La protesta delle lenzuola inizia a diffondersi a macchia d’olio in tutta l’Austria. La frase di Van der Bellen viene affissa sulle mura di conventi ed istituzioni ecclesiastiche. Oltre 33 tra ordini femminili e maschili in tutta l’Austria aderiscono alla campagna, così come altre istituzioni religiose come il “Don Bosco Sozialwerk” o la “Casa Card. König” di Vienna, la Conferenza austriaca degli ordini religiosi, la Conferenza regionale tirolese degli ordini religiosi e, a Salisburgo, la Comunità universitaria cattolica, l’Istituto afro-asiatico e la Gioventù universitaria cattolica. E, non da ultime, scendono in campo anche le parrocchie di Vienna.
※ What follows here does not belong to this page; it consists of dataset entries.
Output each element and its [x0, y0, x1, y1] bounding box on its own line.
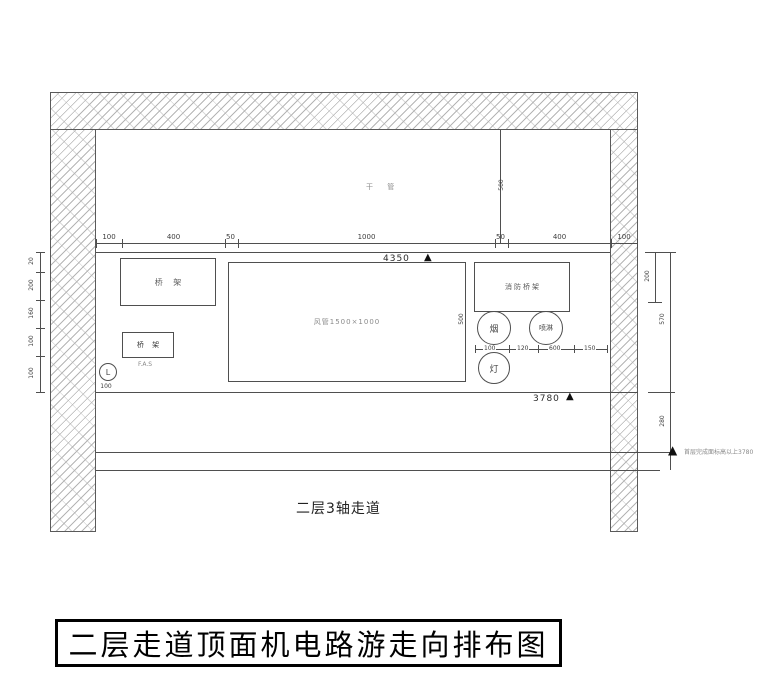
dim-tick	[36, 272, 45, 273]
right-wall	[610, 130, 638, 532]
top-dim-0: 100	[96, 234, 122, 241]
corridor-line-lower	[96, 470, 660, 471]
dim-tick	[36, 300, 45, 301]
ceiling-drop-dim: 500	[499, 175, 505, 195]
fas-tray-sub-label: F.A.S	[138, 362, 152, 368]
left-dim-2: 160	[29, 303, 35, 323]
top-dim-1: 400	[122, 234, 225, 241]
right-inner-dim-line	[655, 252, 656, 302]
axis-bubble: L	[99, 363, 117, 381]
left-cable-tray-label: 桥 架	[155, 277, 186, 288]
note-triangle-icon: ▲	[668, 444, 677, 456]
top-dim-2: 50	[223, 234, 238, 241]
top-dim-6: 100	[611, 234, 637, 241]
lower-level-line	[96, 392, 638, 393]
right-dim-1: 570	[660, 309, 666, 329]
ceiling-level-line	[96, 252, 610, 253]
drawing-title: 二层走道顶面机电路游走向排布图	[68, 622, 548, 664]
light-label: 灯	[489, 362, 498, 375]
dim-tick	[36, 356, 45, 357]
left-dim-0: 20	[29, 251, 35, 271]
corridor-line-upper	[96, 452, 672, 453]
top-dim-5: 400	[508, 234, 611, 241]
left-dim-line	[40, 252, 41, 392]
fas-tray: 桥 架	[122, 332, 174, 358]
left-cable-tray: 桥 架	[120, 258, 216, 306]
air-duct: 风管1500×1000	[228, 262, 466, 382]
smoke-detector-bubble: 烟	[477, 311, 511, 345]
dim-tick	[538, 345, 539, 353]
note-text: 首层完成面标高以上3780	[684, 450, 762, 456]
cluster-dim-3: 150	[583, 346, 596, 352]
right-outer-dim-line	[670, 252, 671, 470]
drawing-canvas: 干 管 500 100 400 50 1000 50 400 100 4350 …	[0, 0, 764, 676]
corridor-label: 二层3轴走道	[296, 498, 381, 518]
light-bubble: 灯	[478, 352, 510, 384]
dim-tick	[648, 302, 662, 303]
dim-tick	[645, 252, 676, 253]
dim-tick	[648, 392, 675, 393]
right-dim-2: 280	[660, 411, 666, 431]
axis-offset-dim: 100	[94, 384, 118, 390]
cluster-dim-1: 120	[516, 346, 529, 352]
dim-tick	[607, 345, 608, 353]
dim-tick	[36, 328, 45, 329]
air-duct-height-dim: 500	[459, 309, 465, 329]
air-duct-label: 风管1500×1000	[314, 319, 381, 326]
top-dim-3: 1000	[238, 234, 495, 241]
top-dim-line	[96, 243, 638, 244]
dim-tick	[36, 392, 45, 393]
top-slab-wall	[50, 92, 638, 130]
right-cable-tray-label: 消防桥架	[505, 282, 541, 292]
title-block: 二层走道顶面机电路游走向排布图	[55, 619, 562, 667]
left-dim-1: 200	[29, 275, 35, 295]
lower-level-triangle-icon: ▲	[566, 392, 574, 402]
left-wall	[50, 130, 96, 532]
cluster-dim-2: 600	[548, 346, 561, 352]
dim-tick	[475, 345, 476, 353]
dim-tick	[36, 252, 45, 253]
dim-tick	[637, 239, 638, 248]
right-dim-0: 200	[645, 266, 651, 286]
fas-tray-label: 桥 架	[134, 342, 162, 349]
lower-level-value: 3780	[533, 394, 560, 404]
sprinkler-bubble: 喷淋	[529, 311, 563, 345]
top-dim-4: 50	[493, 234, 508, 241]
right-cable-tray: 消防桥架	[474, 262, 570, 312]
ceiling-pipe-label: 干 管	[366, 184, 400, 191]
cluster-dim-0: 100	[483, 346, 496, 352]
sprinkler-label: 喷淋	[539, 323, 553, 333]
left-dim-4: 100	[29, 363, 35, 383]
dim-tick	[574, 345, 575, 353]
dim-tick	[509, 345, 510, 353]
smoke-detector-label: 烟	[489, 322, 498, 335]
left-dim-3: 100	[29, 331, 35, 351]
axis-bubble-label: L	[106, 368, 110, 377]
“La politica deve seguire la legge, ma allo stesso tempo si devono sfruttare tutte le possibilità per interpretare e applicare la legge con umanità, preoccupandosi di difendere e proteggere i bambini, i ragazzi e tutti coloro la cui vita è sottoposta a minacce”, si legge in un comunicato della Conferenza tirolese degli ordini religiosi, che appoggia e sostiene anche la richiesta del vescovo di Innsbruck, mons. Hermann Glettler: accogliere in Austria, con provvedimento umanitario immediato, le famiglie che hanno ottenuto il nulla osta alla loro domanda d’asilo e che sono ancora bloccate nei campi profughi di Lesbo e delle altre isole greche.
L’applicazione letterale della legge, senza considerare le esigenze umanitarie di ogni singolo individuo può generare ingiustizie, hanno sottolineato i presidenti della Conferenza sr. Pauline Thorer e l’abate Raimund Schreier.
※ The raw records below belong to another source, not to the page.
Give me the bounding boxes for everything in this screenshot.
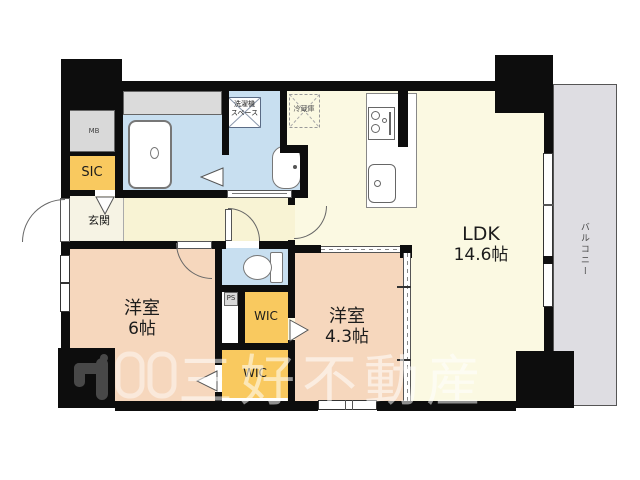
wall-kitchen-stub <box>398 85 408 147</box>
wic-upper-label: WIC <box>241 310 291 323</box>
wall-hall-bottom-a <box>61 241 177 249</box>
wall-right-lower <box>544 307 553 351</box>
floor-plan: LDK 14.6帖 洋室 6帖 洋室 4.3帖 玄関 SIC MB PS WIC… <box>0 0 640 480</box>
wall-right-upper <box>544 113 553 153</box>
stove-grill-icon <box>389 112 391 135</box>
entrance-door-arc <box>22 199 65 242</box>
wall-mb-right <box>115 91 123 198</box>
column-bottom-right <box>516 351 574 408</box>
ldk-window-tick1 <box>543 204 553 206</box>
ldk-window <box>543 153 553 307</box>
partition-bedroom43-top <box>321 246 400 253</box>
laundry-label-line2: スペース <box>226 110 263 118</box>
laundry-label-line1: 洗濯機 <box>226 101 263 109</box>
wall-toilet-bottom <box>215 285 295 292</box>
sink-faucet-icon <box>374 180 381 187</box>
washroom-sliding-door <box>227 190 292 198</box>
partition-tick1 <box>397 286 411 288</box>
room-corridor-floor <box>123 198 295 241</box>
bathtub-drain-icon <box>150 147 159 159</box>
bedroom6-label: 洋室 <box>92 299 192 319</box>
watermark-text: 三好不動産 <box>178 336 488 416</box>
bedroom6-size-label: 6帖 <box>92 320 192 339</box>
wall-left-low <box>61 312 70 352</box>
stove-burner2-icon <box>371 124 380 133</box>
fridge-label: 冷蔵庫 <box>286 106 322 114</box>
ldk-window-tick2 <box>543 256 553 264</box>
genkan-label: 玄関 <box>74 215 124 227</box>
mb-label: MB <box>79 128 109 136</box>
ldk-size-label: 14.6帖 <box>431 246 531 265</box>
wall-ldk-door-stub <box>288 198 295 205</box>
wall-mb-sic-divider <box>69 152 115 156</box>
kitchen-sink-icon <box>368 164 396 203</box>
ps-label: PS <box>221 295 241 303</box>
watermark-logo <box>60 348 185 404</box>
ldk-label: LDK <box>431 224 531 245</box>
wall-ldk-door-stub-low <box>288 240 295 248</box>
bedroom6-window-tick <box>60 282 70 284</box>
balcony-label: バルコニー <box>578 222 588 277</box>
wall-top <box>122 81 495 91</box>
column-top-right <box>495 55 553 113</box>
sic-label: SIC <box>67 166 117 180</box>
column-top-left <box>61 59 122 110</box>
wall-corridor-top-right <box>292 190 308 198</box>
sic-opening-triangle <box>95 196 115 216</box>
wall-wash-jog <box>280 145 308 153</box>
washbasin-faucet-icon <box>293 165 297 169</box>
bedroom43-label: 洋室 <box>297 307 397 327</box>
wall-wash-right-top <box>280 91 287 145</box>
wall-corridor-top-left <box>115 190 227 198</box>
storage-above-bath <box>123 91 222 115</box>
stove-burner3-icon <box>382 118 387 123</box>
washroom-sliding-door-track <box>232 193 287 194</box>
toilet-bowl-icon <box>243 255 272 280</box>
stove-burner1-icon <box>371 111 380 120</box>
bath-door-triangle <box>200 167 224 187</box>
wall-sic-bottom <box>69 190 95 196</box>
wall-mid-right-upper <box>288 248 295 318</box>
“Sogno che il governo ammetta di aver superato il limite e di aver pensato troppo poco al benessere di bambini e ragazzi – ha detto sr. Notburga Maringele in un’intervista pubblicata sulla “Tiroler Tageszeitung” -. È terribile il modo in cui è avvenuta la deportazione di Tina e delle altre due giovani: di notte e con l’impiego dei cani. Occorre fare in modo che questo tipo di cose non possano più accadere con tanta facilità. Invece dell’indifferenza e della durezza, è necessario l’atteggiamento fondamentale della fraternità. Se siamo fratelli di tutte le creature, allora la sorte dei bambini deportati, così come quella dei tanti bambini nei campi profughi, riguarda anche noi”.